While Symbicort (budesonide/formoterol), taken as needed, is already approved in combination with Symbicort maintenance treatment in moderate-to-severe asthma, the new indication enables healthcare professionals to prescribe Symbicort anti-inflammatory reliever as needed (PRN) for patients with mild asthma, without daily maintenance treatment.
Studies have shown that when symptoms worsen, most patients increase short-acting β2-agonist (SABA) use, instead of using inhaled corticosteroid (ICS) preventer medication.
Changes to the product information and ARTG indication are based on the results of two trials, explains consultant clinical pharmacist and asthma educator Debbie Rigby.
“Overall the results say there is a reduction in the number of severe exacerbations,” she told AJP.
“Typically people with mild intermittent asthma will just rely on SABAs such as Ventolin, but underpinning all this is that asthma is a chronic inflammatory disease.
“The SABA is doing nothing for the underlying inflammation. Yes, it’s helping with the symptoms due to bronchoconstriction, but it’s doing nothing for the inflammation,” said Ms Rigby.
“The idea of using the inhaled corticosteroids/formoterol PRN is that the formoterol is quick acting, it’s just as quick as salbutamol but is long acting – lasting 12 hours. They’re getting relief from their symptoms but also getting a dose of ICS that is impacting positively on the inflammation process that’s going on.
“So the trial was showing less severe exacerbations because they’re getting inhaled corticosteroids as well as their bronchodilator.”
Ms Rigby said pharmacists need to have a conversation with patients about the new indication.
“At the moment Symbicort is not on the PBS for this specific indication (PRN for mild asthma), so there’s a cost implication and I think that’s one of the barriers to its implementation at the moment,” she said.
“We need to have a conversation with patients. We should know from our records how many over-the-counter SABAs a patient is taking. Over-the-counter Ventolin might cost $8, but some people are going through one inhaler a week or more. Meanwhile the cost of a Symbicort on a private script will be roughly $35-$40.

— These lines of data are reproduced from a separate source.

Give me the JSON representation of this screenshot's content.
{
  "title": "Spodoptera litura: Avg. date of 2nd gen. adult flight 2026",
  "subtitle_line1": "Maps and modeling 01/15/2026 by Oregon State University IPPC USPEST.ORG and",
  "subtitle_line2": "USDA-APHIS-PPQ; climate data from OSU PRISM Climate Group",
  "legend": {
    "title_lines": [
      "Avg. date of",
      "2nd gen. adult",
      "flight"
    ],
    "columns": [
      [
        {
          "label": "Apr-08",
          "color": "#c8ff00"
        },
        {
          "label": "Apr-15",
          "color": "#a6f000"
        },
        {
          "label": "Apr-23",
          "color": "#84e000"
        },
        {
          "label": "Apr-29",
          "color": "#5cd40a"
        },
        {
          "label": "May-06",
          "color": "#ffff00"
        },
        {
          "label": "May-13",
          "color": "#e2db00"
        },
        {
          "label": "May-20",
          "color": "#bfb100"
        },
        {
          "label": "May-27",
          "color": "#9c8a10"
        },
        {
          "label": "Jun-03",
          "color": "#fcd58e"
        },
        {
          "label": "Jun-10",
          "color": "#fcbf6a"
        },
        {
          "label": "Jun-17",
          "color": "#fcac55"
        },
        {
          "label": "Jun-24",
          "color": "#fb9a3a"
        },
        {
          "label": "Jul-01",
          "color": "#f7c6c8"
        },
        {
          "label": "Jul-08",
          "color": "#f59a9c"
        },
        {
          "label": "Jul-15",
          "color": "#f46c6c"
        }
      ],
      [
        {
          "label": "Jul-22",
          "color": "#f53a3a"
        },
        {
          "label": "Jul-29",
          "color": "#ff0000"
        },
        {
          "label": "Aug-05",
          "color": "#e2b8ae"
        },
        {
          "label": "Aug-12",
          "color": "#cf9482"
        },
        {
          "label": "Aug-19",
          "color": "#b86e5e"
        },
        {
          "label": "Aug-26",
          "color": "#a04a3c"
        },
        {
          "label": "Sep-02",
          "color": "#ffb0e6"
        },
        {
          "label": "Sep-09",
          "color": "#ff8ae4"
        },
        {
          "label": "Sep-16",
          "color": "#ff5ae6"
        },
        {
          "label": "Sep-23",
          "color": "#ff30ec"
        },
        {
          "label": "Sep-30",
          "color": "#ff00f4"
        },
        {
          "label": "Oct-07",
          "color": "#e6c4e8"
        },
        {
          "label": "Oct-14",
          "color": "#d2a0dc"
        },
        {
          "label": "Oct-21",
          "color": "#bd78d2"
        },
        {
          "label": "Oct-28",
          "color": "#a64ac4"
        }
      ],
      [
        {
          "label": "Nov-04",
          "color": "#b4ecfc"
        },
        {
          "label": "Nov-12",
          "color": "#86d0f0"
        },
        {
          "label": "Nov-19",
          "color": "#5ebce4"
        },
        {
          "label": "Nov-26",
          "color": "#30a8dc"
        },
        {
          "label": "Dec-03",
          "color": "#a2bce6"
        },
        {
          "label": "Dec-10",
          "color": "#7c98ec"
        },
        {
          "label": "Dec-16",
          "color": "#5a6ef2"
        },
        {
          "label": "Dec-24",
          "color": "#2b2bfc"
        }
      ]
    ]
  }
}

“I think we’ve just got to help patients to understand the benefits of taking Symbicort PRN, reinforcing if they do need to take it regularly the benefits of that.
“For people with mild intermittent asthma, these trials clearly show it is more effective than SABA across a whole range of clinical parameters. They might save money in the long run if they’re using lots of SABA.
“We also know overuse of SABAs has complications, it actually paradoxically increases the hyperresponsiveness of your lungs to your triggers, whether that’s pollens, dust, smoke.”
The National Asthma Council Australia has recently updated the Australian Asthma Handbook, detailing factors associated with increased risk of life-threatening asthma, including high SABA use.
“There is increasing research around the dangers of over-using reliever-only medication and not adhering to treatment recommendations,” said Professor Christine Jenkins, Head of the Respiratory Group at The George Institute for Global Health.
“It is important that healthcare professionals educate patients on the risks associated with misuse of their short-acting reliever medication.
“This new indication for a fast onset long acting bronchodilator combined with an inhaled corticosteroid provides an alternative treatment choice and way of treating mild asthma.”
Professor Jenkins added: “Patients and healthcare professionals must be aware this is specific to Symbicort and does not apply to all asthma medications.”
In Australia, 2.7 million people live with asthma, with about one million of these living with mild asthma.